Auch der Virologe und Epidemiologe Klaus Stöhr plädierte gegen die Einführung einer allgemeinen Impfpflicht zum jetzigen Zeitpunkt. Sie würde nicht vor März oder April eine substanzielle Wirkung zeigen, schrieb er in einem Gastbeitrag für die „Neue Osnabrücker Zeitung“. Dann werde „die Populationsimmunität viel höher sein und der Infektionsdruck durch den Frühling signifikant nachlassen“. Er kritisierte zudem, dass in der Debatte Daten zur Effektivität einer Impfpflicht fehlten.

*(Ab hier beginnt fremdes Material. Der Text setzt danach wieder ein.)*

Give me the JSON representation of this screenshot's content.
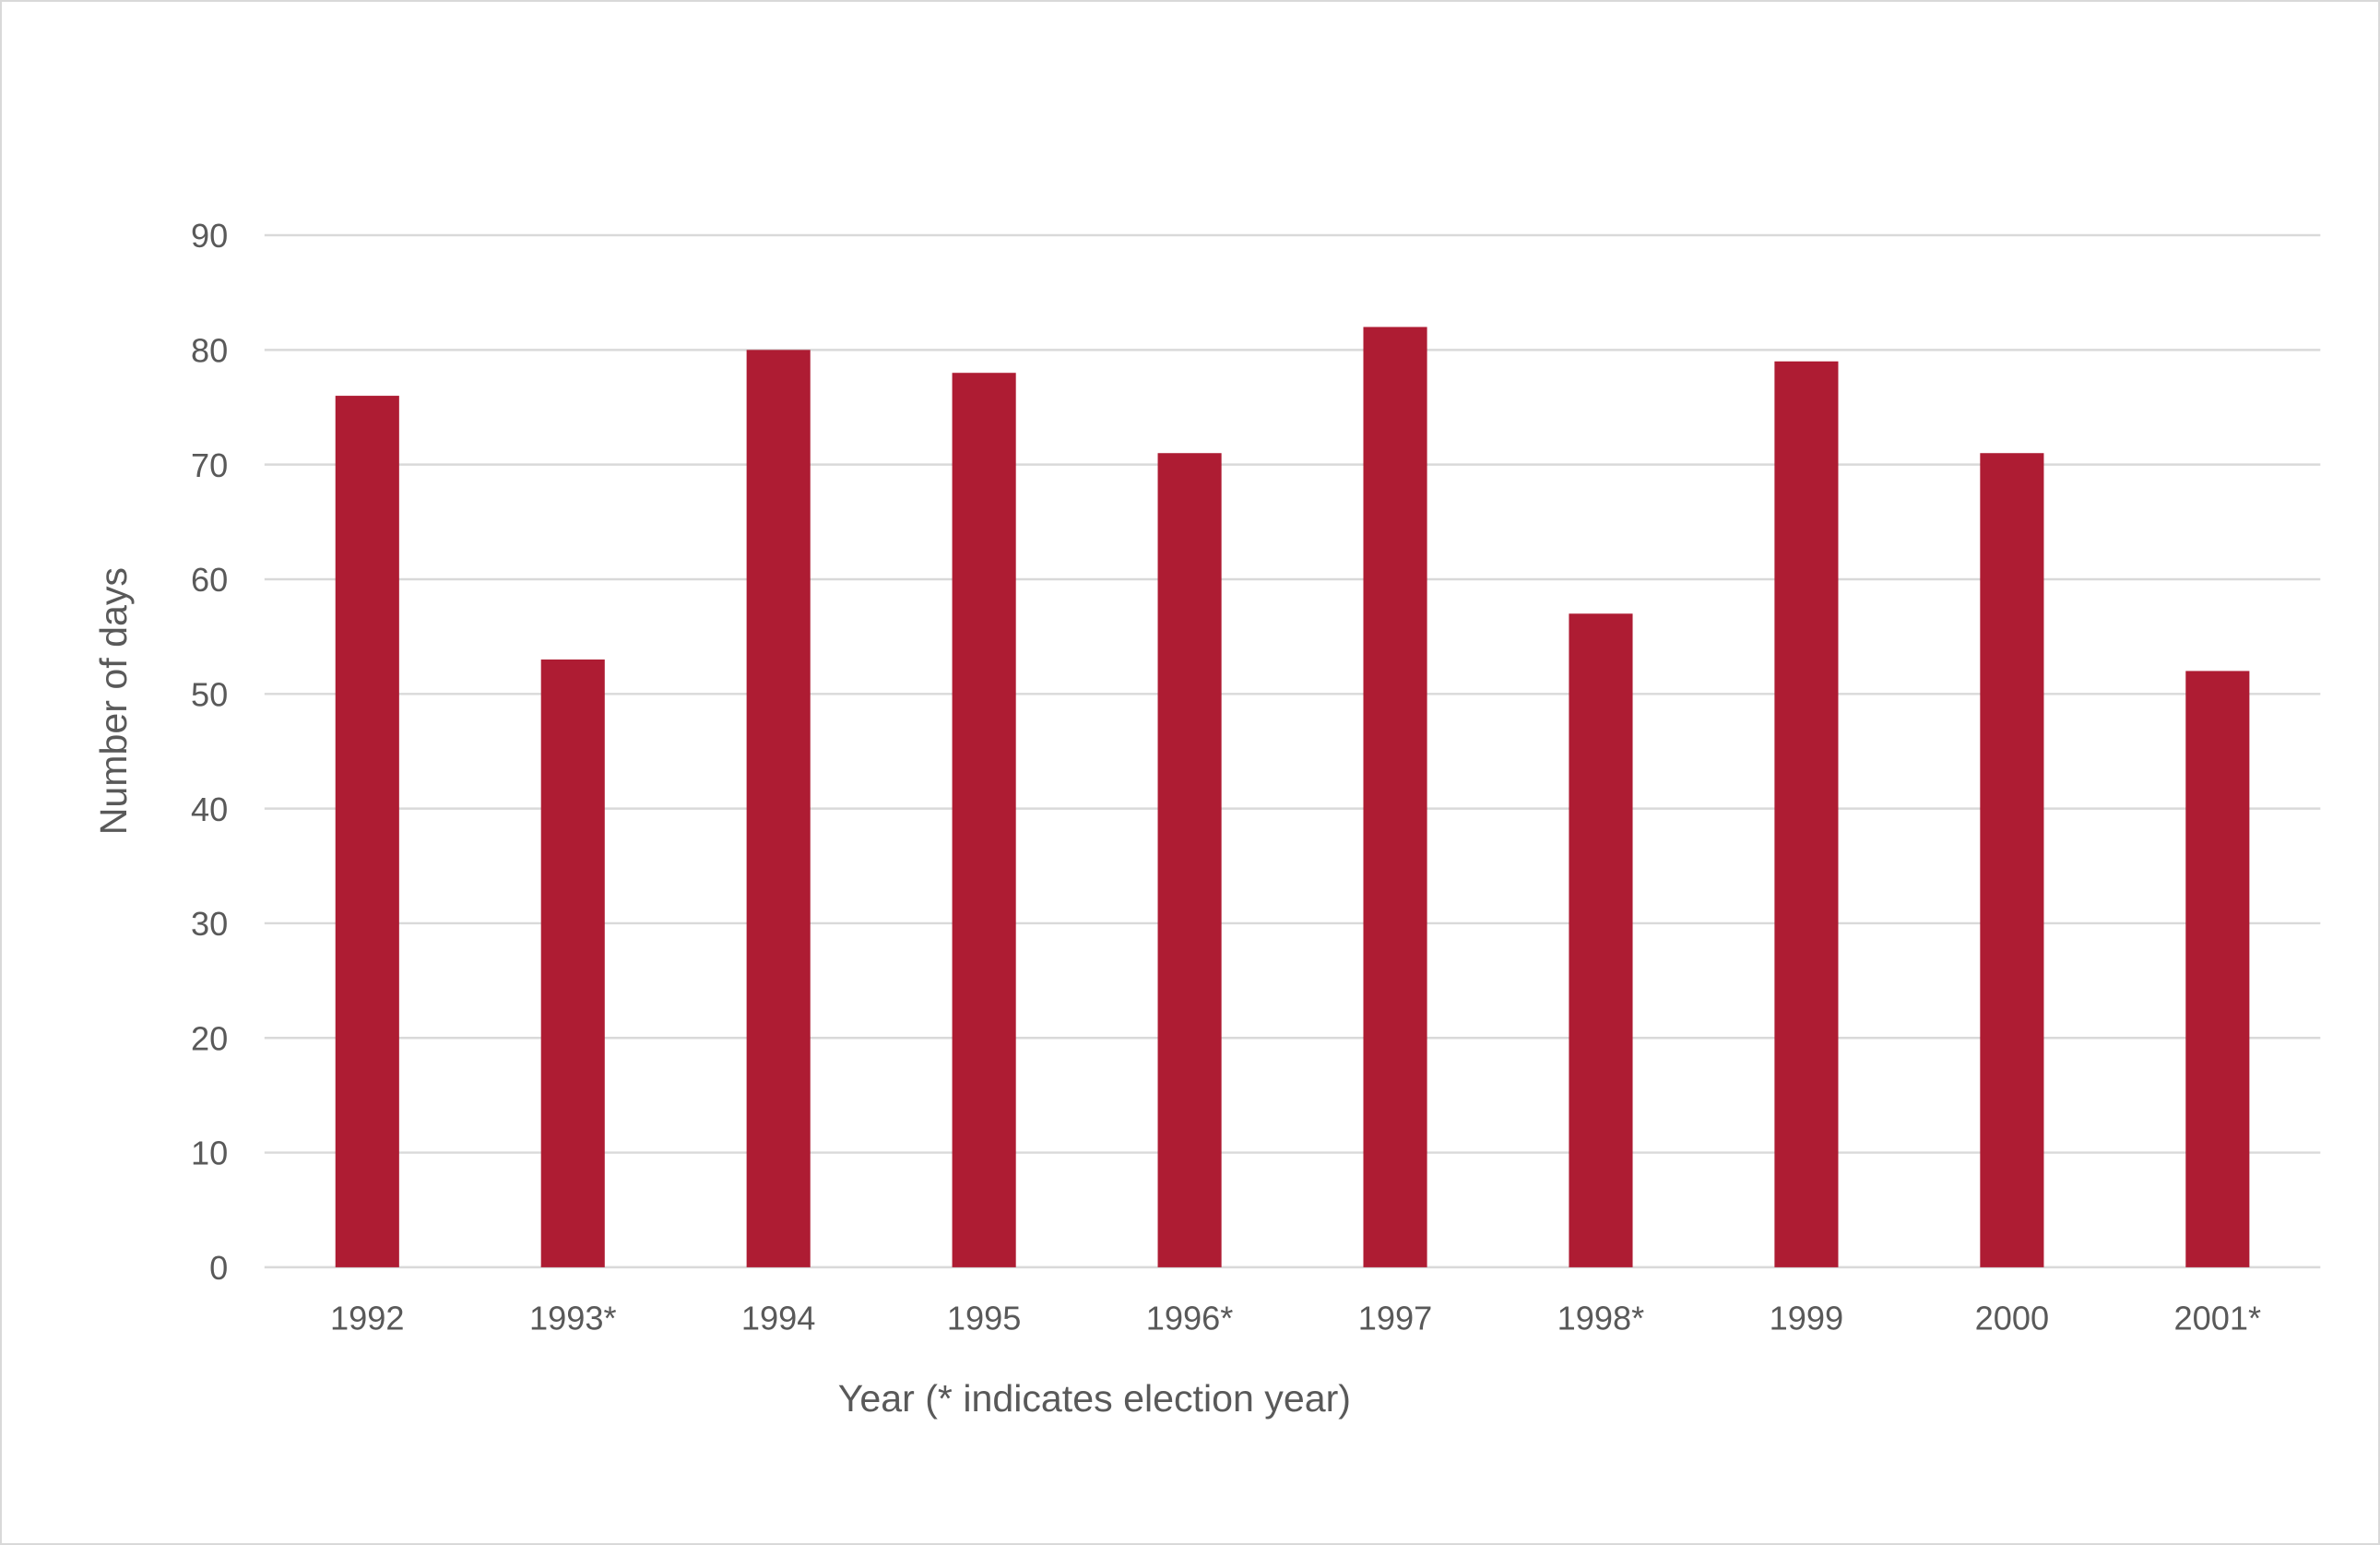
{
  "chart_data": {
    "type": "bar",
    "title": "",
    "xlabel": "Year (* indicates election year)",
    "ylabel": "Number of days",
    "categories": [
      "1992",
      "1993*",
      "1994",
      "1995",
      "1996*",
      "1997",
      "1998*",
      "1999",
      "2000",
      "2001*"
    ],
    "values": [
      76,
      53,
      80,
      78,
      71,
      82,
      57,
      79,
      71,
      52
    ],
    "ylim": [
      0,
      90
    ],
    "yticks": [
      0,
      10,
      20,
      30,
      40,
      50,
      60,
      70,
      80,
      90
    ],
    "grid": true,
    "legend": "none",
    "bar_color": "#ae1c33",
    "grid_color": "#d9d9d9"
  }
}
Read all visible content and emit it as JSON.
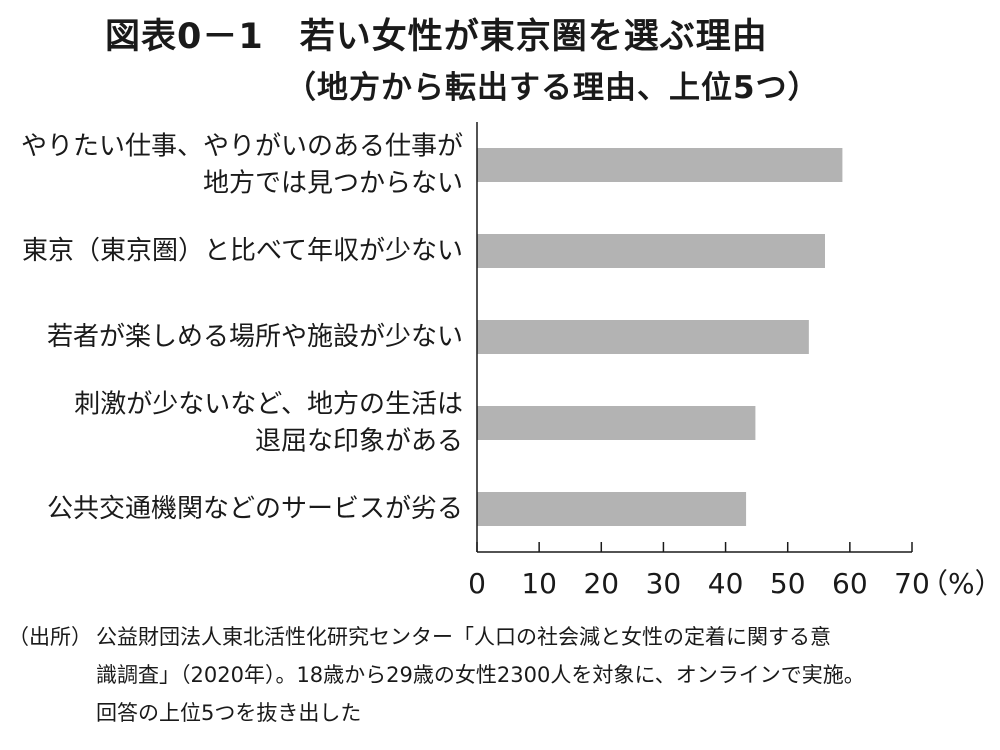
{
  "chart_data": {
    "type": "bar",
    "orientation": "horizontal",
    "title": "図表0－1　若い女性が東京圏を選ぶ理由",
    "subtitle": "（地方から転出する理由、上位5つ）",
    "categories": [
      [
        "やりたい仕事、やりがいのある仕事が",
        "地方では見つからない"
      ],
      [
        "東京（東京圏）と比べて年収が少ない"
      ],
      [
        "若者が楽しめる場所や施設が少ない"
      ],
      [
        "刺激が少ないなど、地方の生活は",
        "退屈な印象がある"
      ],
      [
        "公共交通機関などのサービスが劣る"
      ]
    ],
    "values": [
      58.8,
      56.0,
      53.4,
      44.8,
      43.3
    ],
    "xlim": [
      0,
      70
    ],
    "xticks": [
      0,
      10,
      20,
      30,
      40,
      50,
      60,
      70
    ],
    "unit_label": "（%）",
    "grid": false,
    "bar_color": "#b3b3b3"
  },
  "source": {
    "prefix": "（出所）",
    "lines": [
      "公益財団法人東北活性化研究センター「人口の社会減と女性の定着に関する意",
      "識調査」（2020年）。18歳から29歳の女性2300人を対象に、オンラインで実施。",
      "回答の上位5つを抜き出した"
    ]
  }
}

Der Chef des Deutschen Beamtenbundes, Ulrich Silberbach, warnte vor der Einführung einer allgemeinen Impfpflicht. Der Staat werde sie am Ende nicht durchsetzen können, sagte Silberbach der Düsseldorfer „Rheinischen Post“. „Es wird Bußgeldbescheide, Widersprüche, Gerichtsverfahren geben.“ Besser sei es, auf Impfangebote zu setzen. Der Präsident des Deutschen Landkreistages, Reinhard Sager (CDU), hingegen forderte von der Bundesregierung ein Bekenntnis zur Einführung einer Impfpflicht. Die Regierung müsse dabei eine aktive Rolle einnehmen, sagte er der „Neuen Osnabrücker Zeitung“.

Nach den Feiertagen rund um den Jahreswechsel sind die Infektionszahlen in Deutschland deutlich gestiegen. Am Samstag meldete das Robert Koch-Institut für die zurückliegenden 24 Stunden 55.889 Neuinfektionen, die Sieben-Tage-Inzidenz stieg bundesweit auf 335,9, von 303,4 am Vortag. Der Wert gibt an, wie viele Menschen je 100.000 Einwohner sich in den vergangenen sieben Tagen mit dem Coronavirus angesteckt haben. 268 weitere Menschen starben im Zusammenhang mit dem Virus, womit sich die Zahl der Corona-Toten in Deutschland auf 113.900 erhöhte.